Старший брат Николай Васильевич, в семье которого Василий жил в Симбирске и Нижнем Новгороде (куда брат был переведен по службе в 1872 году), стал словно отцом для будущего писателя. Жена брата Александра Степановна Троицкая, дочь нижегородского учителя, заменила мальчику мать.
Розанов называет Симбирск своей второй родиной, духовной. С высокого крутого берега открывался вид на Заволжье. Гимназисты младших классов боялись сами переплыть на лодке на ту сторону Волги: так широка она в Симбирске. Во время весеннего разлива глаз уже не находил того берега, терялся на глади вод.

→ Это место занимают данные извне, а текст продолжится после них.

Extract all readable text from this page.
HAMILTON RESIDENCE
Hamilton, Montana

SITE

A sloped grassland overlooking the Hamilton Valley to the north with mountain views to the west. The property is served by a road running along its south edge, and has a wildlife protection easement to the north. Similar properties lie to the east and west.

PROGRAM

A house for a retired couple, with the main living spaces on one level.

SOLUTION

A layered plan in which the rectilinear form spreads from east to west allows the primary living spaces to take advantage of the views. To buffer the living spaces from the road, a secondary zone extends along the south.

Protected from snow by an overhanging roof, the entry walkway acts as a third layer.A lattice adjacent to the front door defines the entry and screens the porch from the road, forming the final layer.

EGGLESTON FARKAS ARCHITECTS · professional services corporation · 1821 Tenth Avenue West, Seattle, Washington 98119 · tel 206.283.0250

Зато на маленькой речке Свияге, вьющейся позади Симбирска и параллельно Волге, гимназисты проводили все время, купались и буквально «толклись» на лодке. Маленькая Свияга, без пароходов и плотов на ней, — «для удовольствия», вполне отвечала, как вспоминал Розанов, «величиною своею масштабу нашего ума и сил». Точно она для гимназистов сделана. Тут были превосходные места для купанья. Но главное — катанье на лодке, тихое, поэтическое, которому не мешают шумные и опасные пароходы.
Директором симбирской гимназии в ту пору был действительный статский советник Иван Васильевич Вишневский. За седые волосы и седой пух около подбородка ученики прозвали его «Сивым» («без всяких прибавлений», добавляет Розанов, памятуя, что на Руси издавна это прилагательное сочетается со словом «мерин»). Никто не смел называть его иначе как «ваше превосходительство», а заочно звали «генералом».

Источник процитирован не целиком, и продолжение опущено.